Monday, June 25, 2007

June 24 - Trusting your child's life to a cowboy with braces

After a few failed attempts at finding an RV site close to Bryce, we opted for a KOA Kampground (one can only wonder whether it’s Klan-owned), which was a serviceable option. On the one hand, we were able to plug in, and recharge computers and cell phones, and hook up water, and we were even able to get cell phone service! On the other hand, they have a little work to do on their sewer system, and let’s just leave it at that.

So it was off to Bryce Canyon National Park, which is not really a canyon, but a series of tall stone outcroppings (I suppose they should call it Bryce Kanyon or some such, but maybe the KOA people would sue for appropriating their disquieting use of the K).

In any event, these stone outcroppings (known, and I’m not making this up, as “hoodoos”) are Krazy Kool. They’re white limestone cliffs which have eroded so much that all that are left are what look like totem poles of rock. Millions of years ago, the whole place was ocean, and the iron deposits left behind have oxidized, so the whole place is literally rusted, thus the cliché orange color.


Hoodoos

It looks to me like an ancient civilization, and all that’s left of it is a sprawling network of eroding foundations. And some Krazy nut painted the whole think orange.

After minimal debate, we decided to take a trail ride into the Kanyon. For those who think we should be written up by PETA, I assure you that these animals were in really good shape, so don’t worry.

Our guide was a cowpoke-in-training named Stetson (I swear he introduced himself as “Stetson.” I had half a mind to say, “well, in that case I’m Tam O’Shanter.”) “Stetson” was all of fifteen or sixteen, with a face full of braces, but otherwise he played the part of the grizzled ranch hand, waxing laconic about his mule and the vistas, and cracking the occasional corny joke. I have a sneaking suspicion that, like the guides at Universal Studios, there’s a thick manual that they have to memorize, because some of our juvenile guide’s bon mots seemed a wee bit canned.

Janine, Maggie, and "Stetson" (damn, I wish I had a closeup)

No matter – young “Stetson” showed promise. He was reassuringly confident and genial, and he led us down to the bottom of the canyon, working our way around narrow rims with deep drop offs. Janine initially nearly gave birth to kittens on the horse in front of me, before she eased into the experience, but Maggie loved every minute.


This was actually an astonishingly good way to experience this amazing place. The horses do most of the work, there’s a charming apprentice cowboy providing play by play (“that there’s manzanilla – mean’s ‘little apple’ in Spanish because it makes little berries that look like apples but taste like wood”), and you don’t have to stop in order to take a picture.

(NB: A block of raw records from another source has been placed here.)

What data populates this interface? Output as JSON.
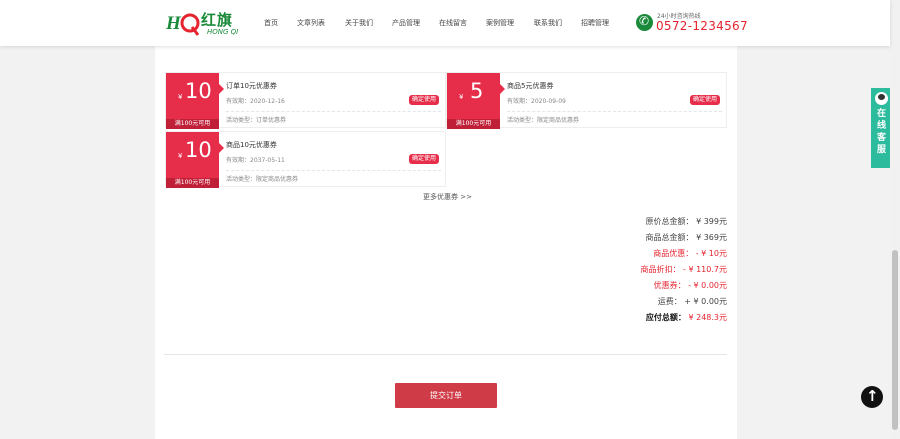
{
  "logo": {
    "mark": "HQ",
    "cn": "红旗",
    "en": "HONG QI"
  },
  "nav": [
    "首页",
    "文章列表",
    "关于我们",
    "产品管理",
    "在线留言",
    "案例管理",
    "联系我们",
    "招聘管理"
  ],
  "phone": {
    "tip": "24小时咨询热线",
    "number": "0572-1234567"
  },
  "coupons": [
    {
      "currency": "¥",
      "amount": "10",
      "condition": "满100元可用",
      "name": "订单10元优惠券",
      "valid": "有效期：2020-12-16",
      "type": "活动类型：订单优惠券",
      "button": "确定使用"
    },
    {
      "currency": "¥",
      "amount": "5",
      "condition": "满100元可用",
      "name": "商品5元优惠券",
      "valid": "有效期：2020-09-09",
      "type": "活动类型：限定商品优惠券",
      "button": "确定使用"
    },
    {
      "currency": "¥",
      "amount": "10",
      "condition": "满100元可用",
      "name": "商品10元优惠券",
      "valid": "有效期：2037-05-11",
      "type": "活动类型：限定商品优惠券",
      "button": "确定使用"
    }
  ],
  "more_coupons": "更多优惠券 >>",
  "summary": {
    "original_total": "原价总金额： ¥ 399元",
    "goods_total": "商品总金额： ¥ 369元",
    "goods_discount": "商品优惠： - ¥ 10元",
    "goods_rebate": "商品折扣： - ¥ 110.7元",
    "coupon": "优惠券： - ¥ 0.00元",
    "shipping": "运费： + ¥ 0.00元",
    "payable_label": "应付总额：",
    "payable_value": " ¥ 248.3元"
  },
  "submit_label": "提交订单",
  "service_text": "在线客服",
  "colors": {
    "accent": "#e62e4a",
    "brand_green": "#1a8a3a",
    "service": "#2dbb9d"
  }
}
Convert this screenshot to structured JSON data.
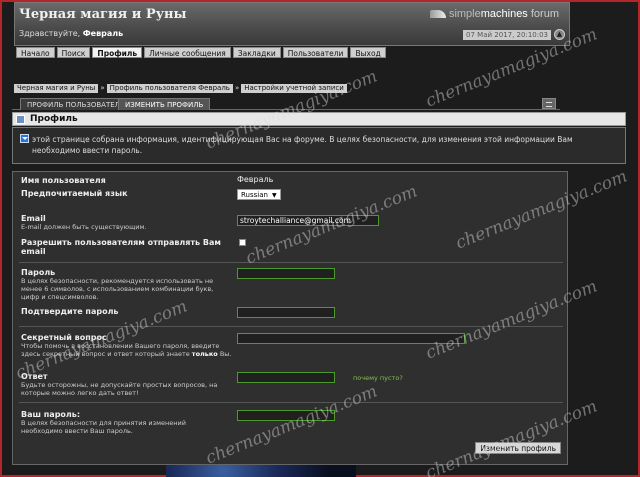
{
  "header": {
    "site_title": "Черная магия и Руны",
    "logo": {
      "part1": "simple",
      "part2": "machines",
      "part3": " forum"
    },
    "greeting_prefix": "Здравствуйте, ",
    "username": "Февраль",
    "datetime": "07 Май 2017, 20:10:03",
    "collapse_icon": "▲"
  },
  "menu": {
    "items": [
      {
        "label": "Начало"
      },
      {
        "label": "Поиск"
      },
      {
        "label": "Профиль"
      },
      {
        "label": "Личные сообщения"
      },
      {
        "label": "Закладки"
      },
      {
        "label": "Пользователи"
      },
      {
        "label": "Выход"
      }
    ]
  },
  "breadcrumb": {
    "items": [
      {
        "label": "Черная магия и Руны"
      },
      {
        "label": "Профиль пользователя Февраль"
      },
      {
        "label": "Настройки учетной записи"
      }
    ],
    "separator": "»"
  },
  "tabs": {
    "items": [
      {
        "label": "ПРОФИЛЬ ПОЛЬЗОВАТЕЛЯ"
      },
      {
        "label": "ИЗМЕНИТЬ ПРОФИЛЬ"
      }
    ]
  },
  "category": {
    "title": "Профиль"
  },
  "info": {
    "text": "этой странице собрана информация, идентифицирующая Вас на форуме. В целях безопасности, для изменения этой информации Вам необходимо ввести пароль."
  },
  "form": {
    "username_label": "Имя пользователя",
    "username_value": "Февраль",
    "language_label": "Предпочитаемый язык",
    "language_value": "Russian",
    "language_arrow": "▼",
    "email_label": "Email",
    "email_hint": "E-mail должен быть существующим.",
    "email_value": "stroytechalliance@gmail.com",
    "allow_email_label": "Разрешить пользователям отправлять Вам email",
    "password_label": "Пароль",
    "password_hint": "В целях безопасности, рекомендуется использовать не менее 6 символов, с использованием комбинации букв, цифр и спецсимволов.",
    "confirm_password_label": "Подтвердите пароль",
    "secret_question_label": "Секретный вопрос",
    "secret_question_hint_1": "Чтобы помочь в восстановлении Вашего пароля, введите здесь секретный вопрос и ответ который знаете ",
    "secret_question_hint_bold": "только",
    "secret_question_hint_2": " Вы.",
    "answer_label": "Ответ",
    "answer_hint": "Будьте осторожны, не допускайте простых вопросов, на которые можно легко дать ответ!",
    "empty_help_link": "почему пусто?",
    "current_password_label": "Ваш пароль:",
    "current_password_hint": "В целях безопасности для принятия изменений необходимо ввести Ваш пароль.",
    "submit_label": "Изменить профиль"
  },
  "watermark": {
    "text": "chernayamagiya.com"
  },
  "colors": {
    "accent_border": "#b3262a",
    "input_border": "#4c9a2a",
    "link": "#7fc34a"
  }
}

Very efficient.

When it was all over, we limped back to the RV for the two hour drive to our next destination - Zion National Park. Now, on this score, a little research would have gone a long way. First, our RV park was on the west side of the park, and we were coming in from the east. As it turns out, the only way to get from the east side to the west side is to pay your entrance fee and pass through. Since we'd be coming back the next day, this wouldn't be a problem, but you have to take a shuttle around the park, except to pass through (if this is getting boring, feel free to skip to the part about the hippie freak grocery store in the middle of Mormon Utah in a paragraph or two).

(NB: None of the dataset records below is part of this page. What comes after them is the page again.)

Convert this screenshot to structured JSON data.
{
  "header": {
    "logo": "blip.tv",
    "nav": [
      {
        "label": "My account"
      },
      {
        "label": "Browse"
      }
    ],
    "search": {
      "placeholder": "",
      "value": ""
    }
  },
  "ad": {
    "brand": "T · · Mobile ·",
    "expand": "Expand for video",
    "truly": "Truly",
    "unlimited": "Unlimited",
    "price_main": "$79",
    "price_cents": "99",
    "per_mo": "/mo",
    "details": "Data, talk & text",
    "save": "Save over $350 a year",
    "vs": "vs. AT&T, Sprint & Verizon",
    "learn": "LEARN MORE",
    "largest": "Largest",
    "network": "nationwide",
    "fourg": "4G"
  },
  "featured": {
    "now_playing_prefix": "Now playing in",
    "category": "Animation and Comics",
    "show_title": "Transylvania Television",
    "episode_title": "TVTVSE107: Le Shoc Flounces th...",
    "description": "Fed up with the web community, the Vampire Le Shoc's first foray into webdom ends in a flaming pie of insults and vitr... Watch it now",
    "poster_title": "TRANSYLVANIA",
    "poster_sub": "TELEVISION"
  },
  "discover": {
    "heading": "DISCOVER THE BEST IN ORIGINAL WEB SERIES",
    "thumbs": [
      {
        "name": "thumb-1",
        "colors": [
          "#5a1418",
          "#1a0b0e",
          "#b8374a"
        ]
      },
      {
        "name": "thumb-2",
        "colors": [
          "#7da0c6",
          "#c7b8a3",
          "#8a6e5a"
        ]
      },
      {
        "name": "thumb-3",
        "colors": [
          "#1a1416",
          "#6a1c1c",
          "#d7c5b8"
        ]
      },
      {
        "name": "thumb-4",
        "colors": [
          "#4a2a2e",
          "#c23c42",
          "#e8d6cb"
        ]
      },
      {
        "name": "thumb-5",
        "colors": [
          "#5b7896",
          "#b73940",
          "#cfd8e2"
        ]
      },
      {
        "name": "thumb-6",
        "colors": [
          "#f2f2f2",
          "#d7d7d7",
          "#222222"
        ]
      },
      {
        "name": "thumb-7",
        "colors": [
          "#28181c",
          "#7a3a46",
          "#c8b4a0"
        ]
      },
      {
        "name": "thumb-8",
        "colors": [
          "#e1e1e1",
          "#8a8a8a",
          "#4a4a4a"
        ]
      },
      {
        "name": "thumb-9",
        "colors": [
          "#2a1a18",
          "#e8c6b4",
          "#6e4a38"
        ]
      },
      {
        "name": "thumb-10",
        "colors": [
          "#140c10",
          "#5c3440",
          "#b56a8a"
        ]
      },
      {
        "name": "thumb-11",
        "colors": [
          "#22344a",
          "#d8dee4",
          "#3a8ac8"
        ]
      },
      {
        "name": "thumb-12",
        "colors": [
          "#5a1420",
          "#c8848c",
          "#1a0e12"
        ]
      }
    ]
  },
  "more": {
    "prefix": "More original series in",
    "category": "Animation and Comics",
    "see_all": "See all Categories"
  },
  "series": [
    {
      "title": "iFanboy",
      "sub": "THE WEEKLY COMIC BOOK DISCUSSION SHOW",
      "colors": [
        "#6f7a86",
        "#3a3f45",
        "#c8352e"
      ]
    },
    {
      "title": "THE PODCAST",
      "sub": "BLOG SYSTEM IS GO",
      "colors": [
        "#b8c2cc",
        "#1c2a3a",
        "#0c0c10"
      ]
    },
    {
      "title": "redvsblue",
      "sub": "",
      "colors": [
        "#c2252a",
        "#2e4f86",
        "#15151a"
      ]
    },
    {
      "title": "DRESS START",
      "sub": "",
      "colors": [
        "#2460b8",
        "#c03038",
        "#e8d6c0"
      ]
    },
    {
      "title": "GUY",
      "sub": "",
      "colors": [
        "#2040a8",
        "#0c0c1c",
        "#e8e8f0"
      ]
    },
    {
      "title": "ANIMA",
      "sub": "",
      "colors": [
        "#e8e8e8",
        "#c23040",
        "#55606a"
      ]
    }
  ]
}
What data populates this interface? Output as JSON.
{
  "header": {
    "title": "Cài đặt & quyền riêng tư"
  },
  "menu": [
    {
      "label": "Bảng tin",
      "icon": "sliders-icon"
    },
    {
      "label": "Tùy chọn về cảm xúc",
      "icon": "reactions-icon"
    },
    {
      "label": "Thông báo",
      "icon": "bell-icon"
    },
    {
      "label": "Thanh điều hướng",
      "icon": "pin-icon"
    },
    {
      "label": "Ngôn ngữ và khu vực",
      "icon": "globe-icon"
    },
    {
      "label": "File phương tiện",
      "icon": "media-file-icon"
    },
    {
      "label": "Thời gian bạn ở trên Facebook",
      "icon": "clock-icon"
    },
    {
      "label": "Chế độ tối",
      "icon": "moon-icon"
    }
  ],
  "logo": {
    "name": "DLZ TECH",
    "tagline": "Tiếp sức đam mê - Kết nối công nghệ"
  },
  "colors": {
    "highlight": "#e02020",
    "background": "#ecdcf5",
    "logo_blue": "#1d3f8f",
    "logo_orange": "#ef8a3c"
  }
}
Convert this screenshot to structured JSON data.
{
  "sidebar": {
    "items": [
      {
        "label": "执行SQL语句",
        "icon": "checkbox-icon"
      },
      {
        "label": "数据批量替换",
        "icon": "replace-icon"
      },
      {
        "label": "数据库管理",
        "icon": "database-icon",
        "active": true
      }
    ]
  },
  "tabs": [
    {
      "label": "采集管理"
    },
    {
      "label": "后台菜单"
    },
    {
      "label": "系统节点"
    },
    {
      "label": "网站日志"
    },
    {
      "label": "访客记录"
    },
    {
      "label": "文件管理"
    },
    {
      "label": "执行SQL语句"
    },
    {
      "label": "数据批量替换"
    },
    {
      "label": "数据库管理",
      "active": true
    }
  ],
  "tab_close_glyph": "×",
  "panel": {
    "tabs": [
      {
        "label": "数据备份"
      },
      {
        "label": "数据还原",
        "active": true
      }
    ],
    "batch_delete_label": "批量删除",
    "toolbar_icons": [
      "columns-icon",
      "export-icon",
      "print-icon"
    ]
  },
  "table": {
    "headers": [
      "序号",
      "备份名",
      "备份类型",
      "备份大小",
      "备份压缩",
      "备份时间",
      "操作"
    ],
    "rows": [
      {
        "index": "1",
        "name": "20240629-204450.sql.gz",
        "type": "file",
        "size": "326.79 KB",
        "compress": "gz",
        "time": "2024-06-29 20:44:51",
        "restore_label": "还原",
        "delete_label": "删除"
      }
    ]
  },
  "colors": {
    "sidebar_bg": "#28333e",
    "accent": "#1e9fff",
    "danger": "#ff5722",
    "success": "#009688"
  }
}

As you might imagine, they don't let dogs on the shuttle, and especially not our dogs, so seeing much of Zion was out. So we paid our twenty five bucks (plus fifteen for an "escort" through one of the tunnels - RVs don't fit in a single lane, so they have to close the tunnel so we can drive down the middle) and pretty much drove straight through the park to the other side. It's pretty spectacular, but we'll have to come back some day to get a real sense of the place.

RESUME READING HERE
On the far side of the park, however, rose an apparition - an oasis, really. Literally at the west gate of Zion is a gourmet organic health food market, staffed by hippies. Selling such blasphemy as Polygamy Porter (our checkout person had a button on that said "I've Tried Polygamy," as well as granola, goat cheese, and actual fresh fruit and vegetables, you'd think this place would have been burned to the ground years ago. You just never know where you'll find hippies, thank goodness.

So we were off to the Zion River RV Park, a Disneylandish place complete with swimming pool, game room, wireless internet, and flat sites (we spend nearly every night of our life sleeping on a relatively flat bed, and to be honest I don't think we appreciate this nearly enough). We scored a dandy little spot next to the Virgin River, and settled in for the night.